A two-week-old male Malayan tapir was displayed for the first time at the Minnesota Zoo on Wednesday. There are 37 Malayan tapirs in North America, including the zoo's newest calf. He was born July 30.
Tapirs are an endangered species and not commonly found in the wild, according to Tom Ness, the zoo's tropics and trails supervisor. There are only 1,500 to 2,000 Malaysian tapirs in the world, according to the International Union for Conservation. That's fewer than the world's population of tigers.
"Every birth is really important and every animal is really important, and that's why it's such an achievement for the staff here at the zoo," Ness said.
The Malayan tapir's gestation is 13 months long. The last tapir born at the Minnesota Zoo was a female in 2013.

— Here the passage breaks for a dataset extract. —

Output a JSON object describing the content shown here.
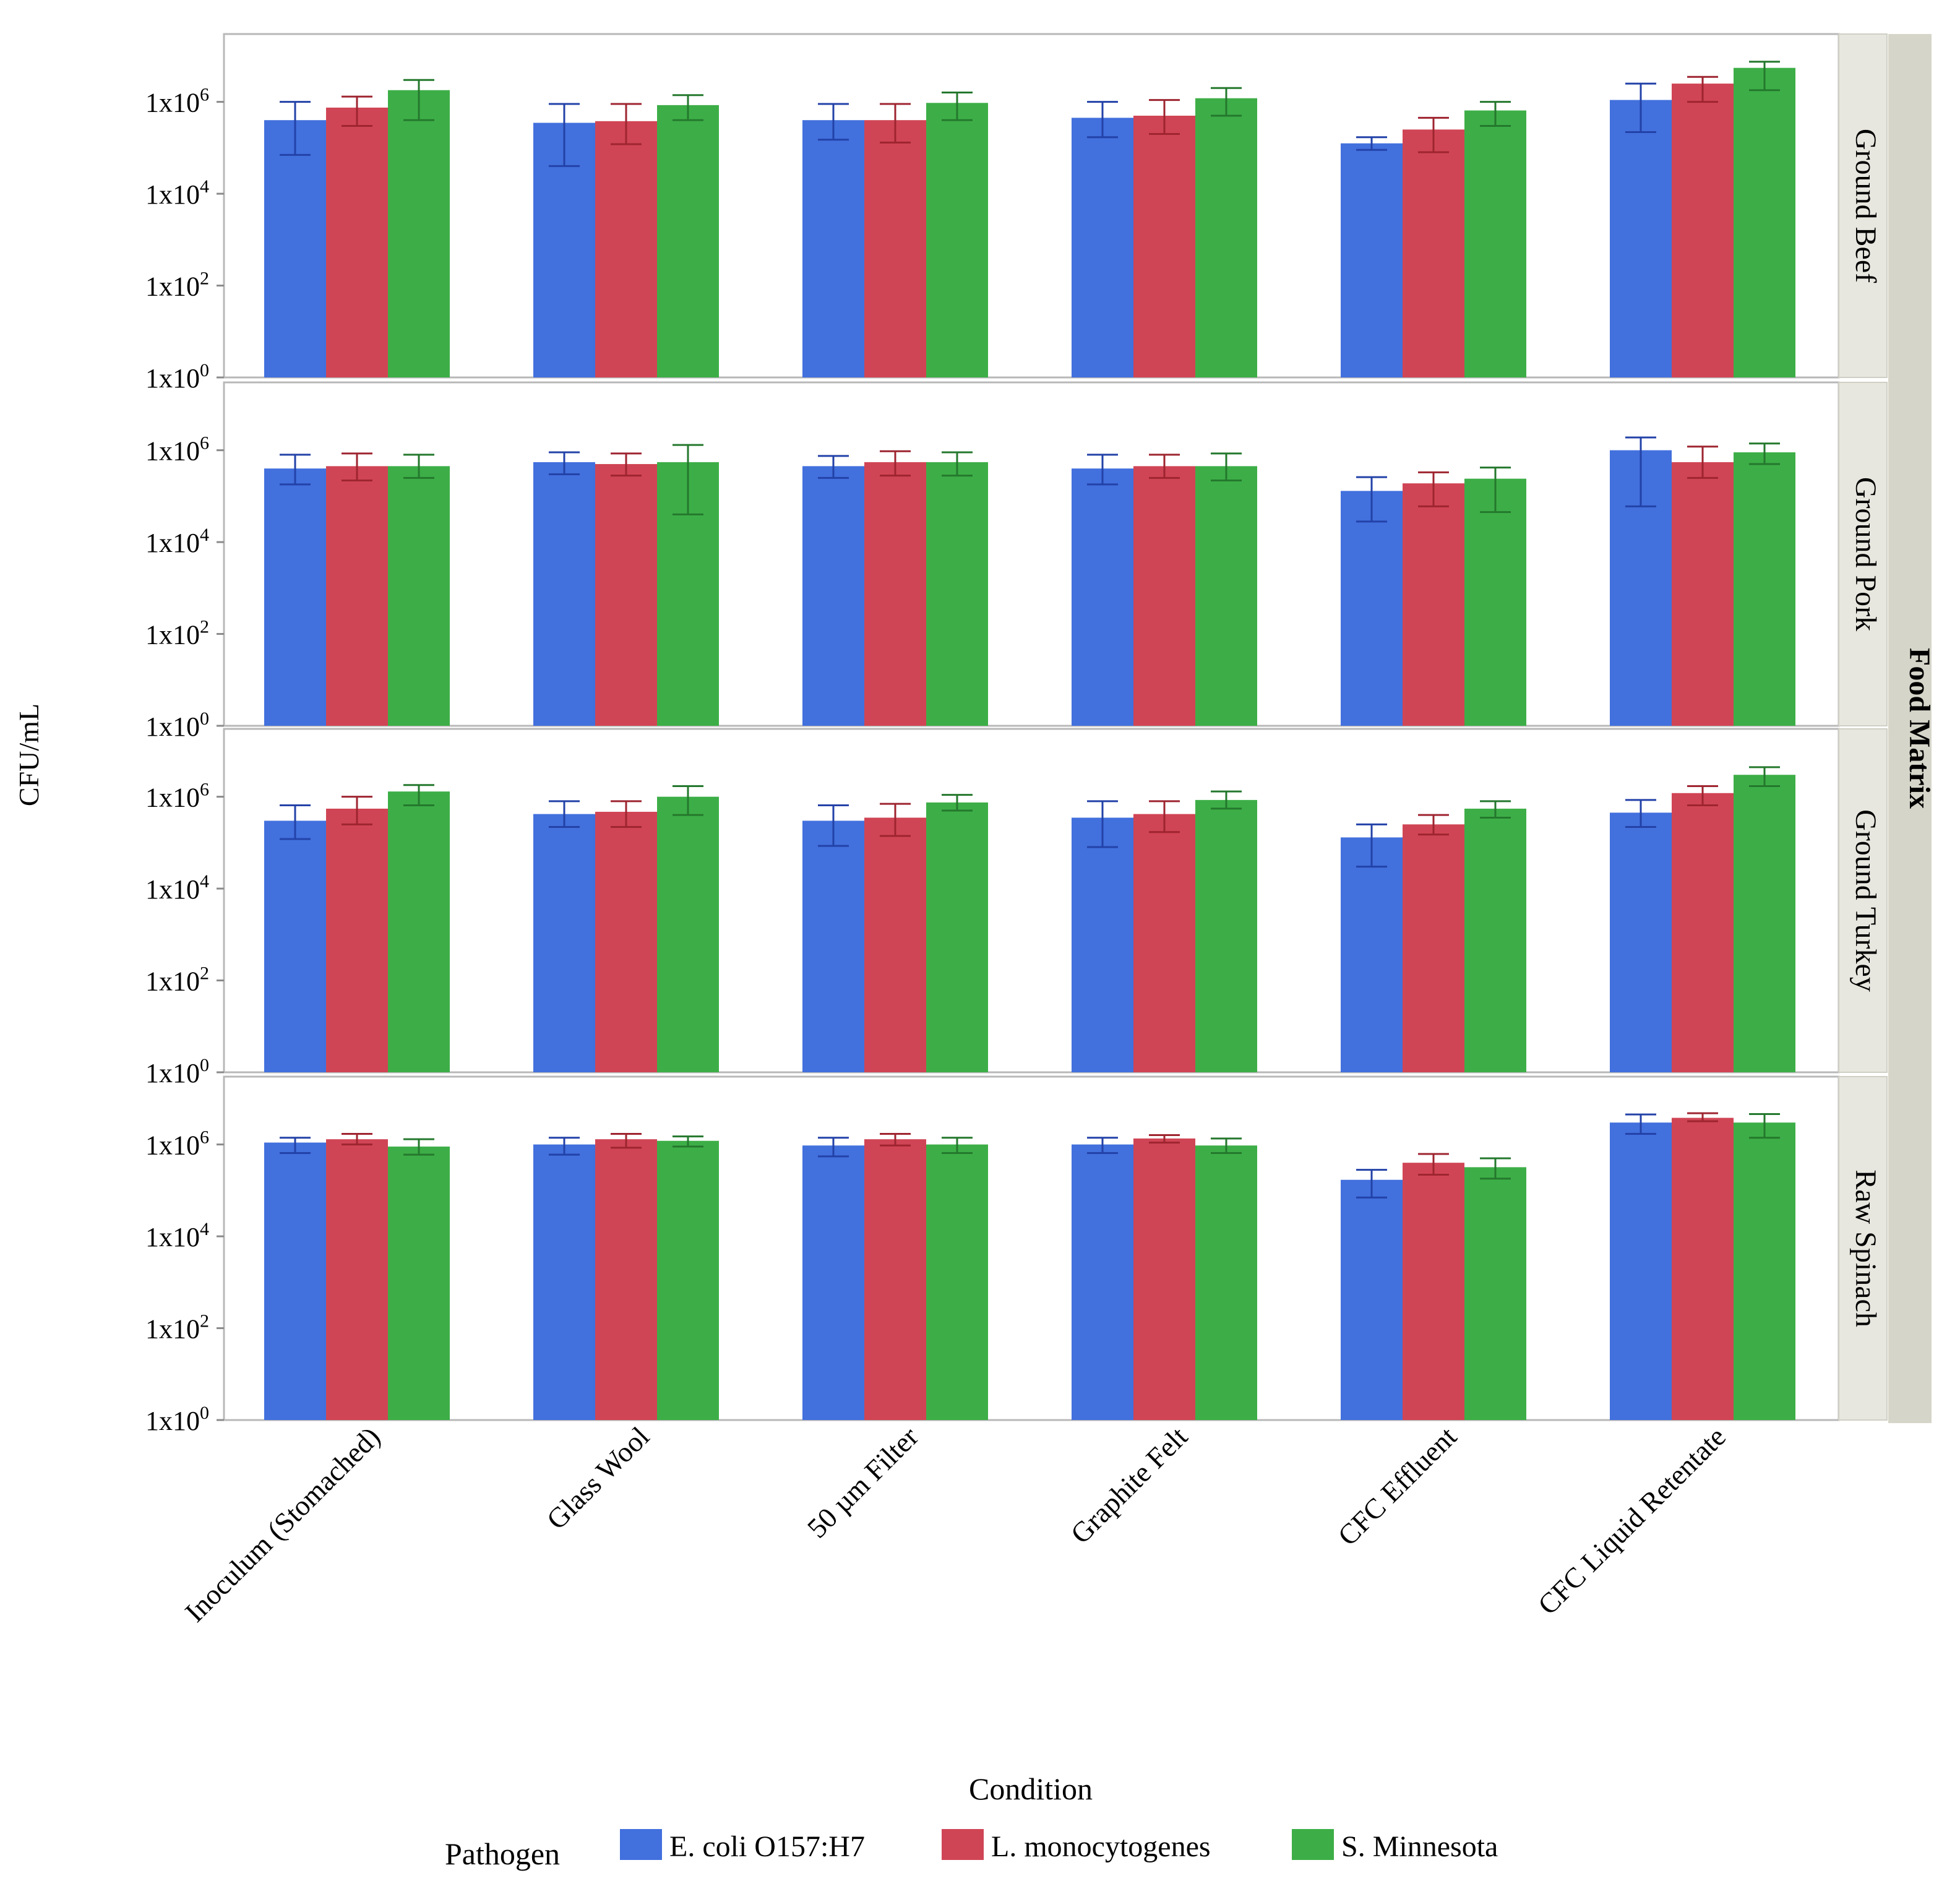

Visitors might miss the new calf if they don't come in the morning. He is in the habitat from 9 to 10 a.m. daily to acclimate. After a few weeks, he will be there for half a day with his mother who, along with zoo staff, is currently teaching him to swim.
"They are bonding very well. It's kind of cute in the morning when they first go out," Ness said.
The calf was apprehensive about entering the new habitat, but after some calls between him and his mother he eventually made his way into his new home.
"They have this little baby squeal. It kind of sounds like a big dog crying," Ness said of the baby's vocalizations.